At this point, March 3rd, the indication seems to be that the virus is spreading much faster outside China than inside. This is based on observations and assessments made over the past month of February. And, if we are to believe the Chinese data, the virus is barely increasing there at all -- and in the Wuhan area least of all...! This suggests that that virus will spread around the world in a thin 'blast-wave' of infections, inflict a relatively small number of casualties (especially in 'First-World' countries), and be essentially 'over-with' by late Spring. But, look for the internationalist central banks (Fed, ECB, Bank of England, Bank of Japan, et al) to flood the world with astounding amounts of new, imaginary money while they slash interest rates toward ZERO (if they're in countries where this hasn't happened already). A real 'Beggar's Banquet'.... Household debt in the United States, which is already at the highest levels in history, will continue to SOAR. Nobody will have money left in savings accounts anymore, and everybody in the Wall Street casinos will be happier than 'pigs in sh!t'.... Enjoy!

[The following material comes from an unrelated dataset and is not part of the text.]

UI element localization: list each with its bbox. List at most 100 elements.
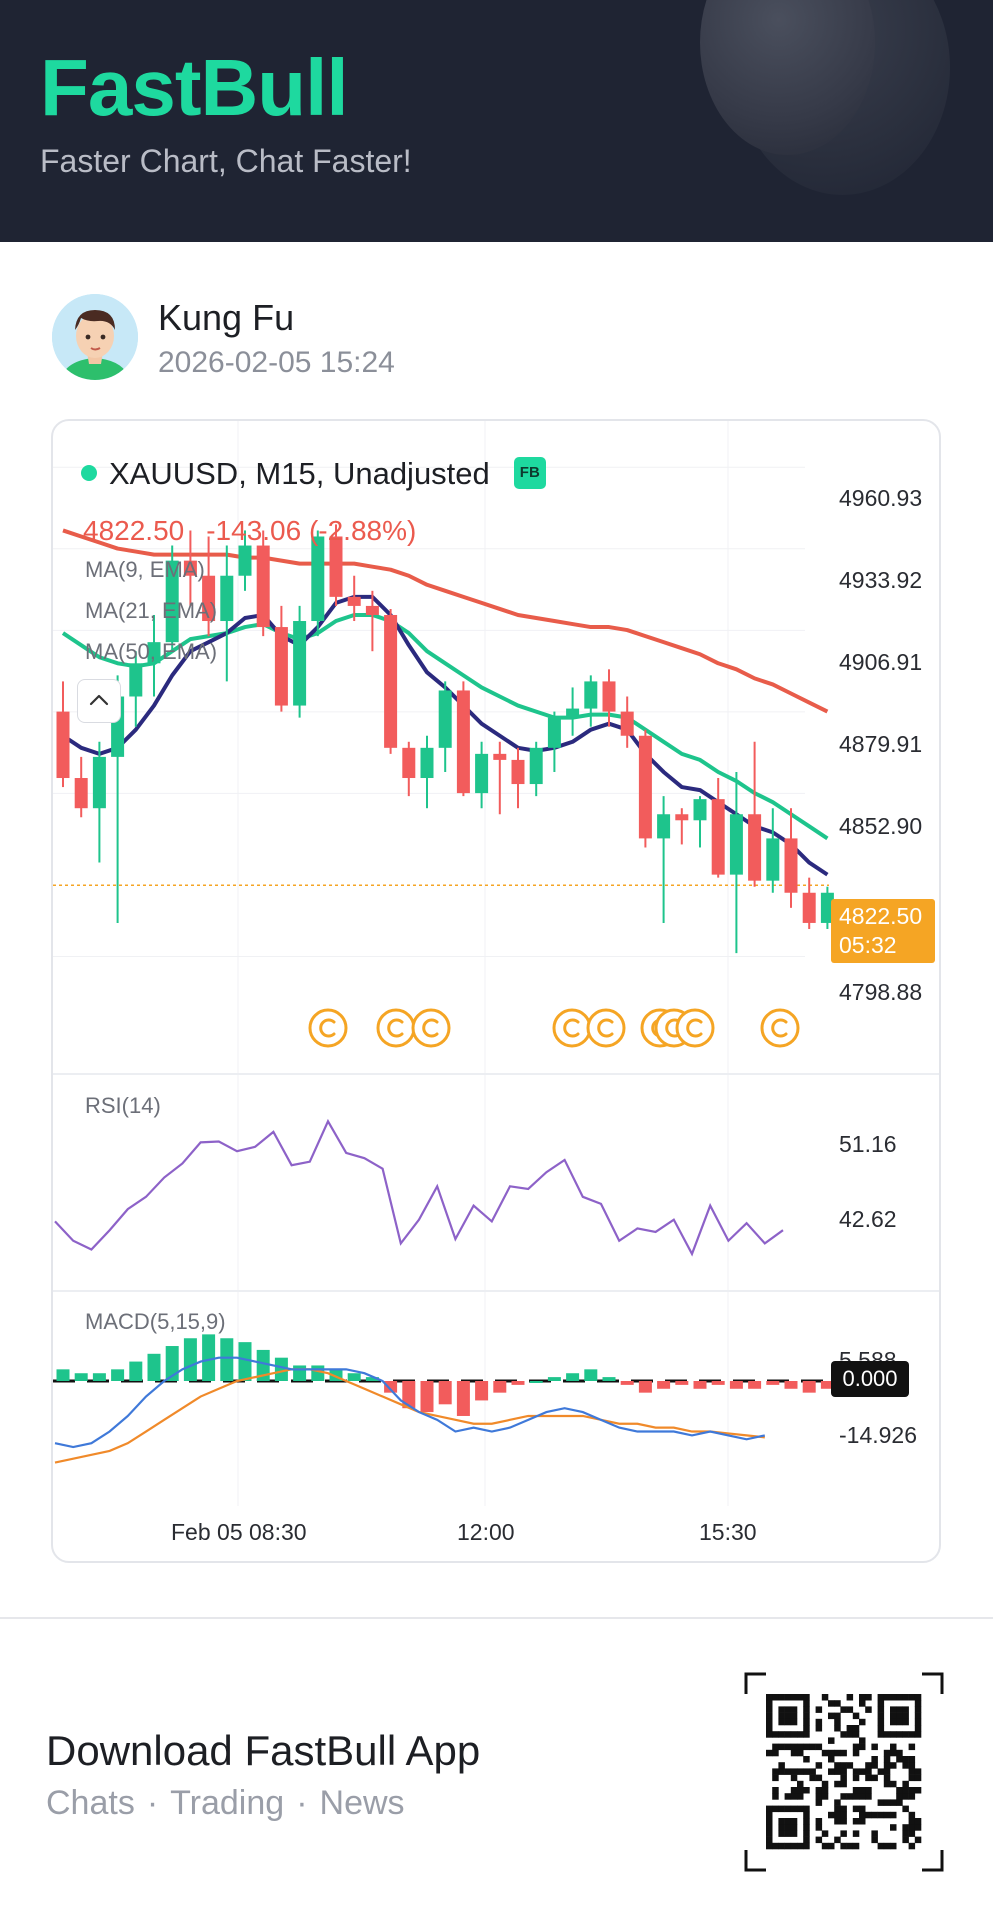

The reason why China is getting things under control is because they put whole cities on lock down for more than a month. Are we prepared to do this? I think when we get to that point, it will be too late.
Trying to buy on a low IS market timing, since you never know when the low will be. Your experience from last Friday should have emphasized that point to you. However, I doubt you were listening, and you'll market time again - at your own peril.
So your plan i s buy any time the urge strikes? Pay no attention to what the market is doing? Buying on a low is common sense not market timing.
The best we can do is learn to crack down immediately (with only a very small part of the picture known) on POE, international flights, and borders for the next emergency, and call COVID-19 a learning experience.
Bush's tax cuts didn't hurt me until Obama let them expire in January 2013. Suddenly the cost I'd pay for my gas and water bill was eaten up in taxes. Trump's tax cuts added even more back to my check than Bush's tax cuts. 8 years of those wars took place under Obama. Last but not least, government insurance would absolutely NOT be less overall for America, and I don't know how you feel about sitting on a waiting list for months like citizens in gov healthcare countries, but I don't like the sound of it. Do you really feel the way you post or do you hate Trump so much that you'd sit back with a bucket of popcorn and blissfully watch the country get destroyed as long as it meant that Trump was no longer your president?
LOL yeah. "I think you are confusing market timing with.." and then proceeds to describe market timing. Too funny.